Berengar Leuvaarden dejó de menear la copa y clavó en Shilard sus ojos, negros como el carbón.

—Los malentendidos —empezó a decir el enviado, meciendo la copa— han obedecido a que el señor barón es de la opinión de que la victoria y la conquista se basan en un disparatado genocidio. En poder clavar el mástil de una bandera en mitad de la tierra ensangrentada, gritando: «¡Hasta aquí todo es mío! ¡Lo he conquistado!». Semejante opinión, por desgracia, está bastante extendida. Para mí, sin embargo, señor barón, como para las personas que me han investido de plenos poderes, la victoria y la conquista dependen de factores extremadamente cambiantes. La victoria puede consistir en algo como lo siguiente: los derrotados se verán obligados a adquirir los bienes producidos por los vencedores, e incluso lo harán de buena gana, porque los bienes de los vencedores son mejores y más baratos. La divisa de los vencedores es más fuerte que la de los vencidos y los vencidos tienen mucha más confianza en ella que en la divisa propia. ¿Me entendéis, señor barón Fitz-Oesterlen? ¿Empieza poco a poco el señor barón a diferenciar a los vencedores de los vencidos? ¿Entiende de quién hay que sentir lástima?

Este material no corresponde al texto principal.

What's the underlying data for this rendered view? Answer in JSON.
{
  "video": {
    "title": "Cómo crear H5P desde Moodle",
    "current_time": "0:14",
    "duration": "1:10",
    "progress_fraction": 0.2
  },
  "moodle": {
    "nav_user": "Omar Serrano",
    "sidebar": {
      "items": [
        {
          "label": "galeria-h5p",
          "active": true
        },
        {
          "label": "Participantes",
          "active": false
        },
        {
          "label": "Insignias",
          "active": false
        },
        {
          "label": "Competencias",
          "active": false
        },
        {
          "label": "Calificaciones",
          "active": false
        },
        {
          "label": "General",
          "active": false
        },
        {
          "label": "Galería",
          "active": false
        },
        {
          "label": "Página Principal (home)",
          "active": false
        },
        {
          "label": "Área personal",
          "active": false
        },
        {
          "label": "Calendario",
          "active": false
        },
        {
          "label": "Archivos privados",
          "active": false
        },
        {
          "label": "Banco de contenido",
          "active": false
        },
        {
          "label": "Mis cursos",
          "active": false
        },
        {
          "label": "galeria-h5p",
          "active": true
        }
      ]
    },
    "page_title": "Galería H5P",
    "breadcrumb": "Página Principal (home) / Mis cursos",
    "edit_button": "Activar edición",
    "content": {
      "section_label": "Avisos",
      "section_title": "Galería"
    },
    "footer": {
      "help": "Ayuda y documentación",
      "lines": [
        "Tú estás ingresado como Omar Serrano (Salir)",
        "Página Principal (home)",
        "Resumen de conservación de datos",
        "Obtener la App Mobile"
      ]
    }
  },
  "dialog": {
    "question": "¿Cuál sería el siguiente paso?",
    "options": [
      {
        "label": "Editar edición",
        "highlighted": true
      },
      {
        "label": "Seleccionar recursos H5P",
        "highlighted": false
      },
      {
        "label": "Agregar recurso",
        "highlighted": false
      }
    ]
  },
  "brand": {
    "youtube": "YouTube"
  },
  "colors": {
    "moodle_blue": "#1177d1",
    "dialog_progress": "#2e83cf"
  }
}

El embajador asintió con la cabeza.

—Pero, para fortalecer y legitimar la victoria —prosiguió, tras una pausa, Leuvaarden, alargando las sílabas—, se debe firmar la paz. Inmediatamente, y al precio que sea. No un armisticio ni una tregua, sino la paz. Un compromiso creativo. Un acuerdo constructivo. Que no introduce bloqueos económicos, retorsiones aduaneras ni medidas proteccionistas en el comercio.

Shilard, con un nuevo gesto con la cabeza, aseguró que sabía a qué se refería.

—Si hemos destruido su agricultura y hemos arruinado su industria no ha sido sin motivo —siguió Leuvaarden con su voz tranquila, pausada e impasible— Lo hemos hecho para que, ante la falta de productos propios, tengan que comprar los nuestros. Pero nuestros mercaderes y nuestros productos no van a cruzar a través de unas fronteras cerradas y hostiles. ¿Y qué va a pasar entonces? Yo os diré, querido barón, lo que va a pasar. Va a tener lugar una crisis de sobreproducción, porque nuestras manufacturas están trabajando a pleno rendimiento, con vistas a la exportación. También sufrirían grandes pérdidas las sociedades de comercio marítimo, fruto de la cooperación con Novigrado y Kovir. Vuestra influyente familia, querido barón, tiene una notable participación en tales sociedades. Y la familia, como sin duda sabrá el señor barón, es la célula básica de la sociedad. ¿Lo sabíais?

—Sí, lo sabía —dijo Shilard Fitz-Oesterlen en voz baja, a pesar de que la habitación estaba herméticamente asegurada contra el espionaje—. Entiendo, lo he captado. No obstante, querría tener la seguridad de que cumplo órdenes del emperador... Y no de alguna... corporación...

—Los emperadores pasan —dijo Leuvaarden, arrastrando las palabras—. Y las corporaciones permanecen. Y permanecerán. Pero eso no en más que una obviedad. Entiendo muy bien las reservas del señor Mirón. Y podéis estar seguro, señor barón, de que vais a cumplir una orden dada por el emperador. Que tiene por objeto el bien y el interés del imperio. Dada, no lo niego, como resultado de los consejos que ha recibido el emperador de cierta corporación.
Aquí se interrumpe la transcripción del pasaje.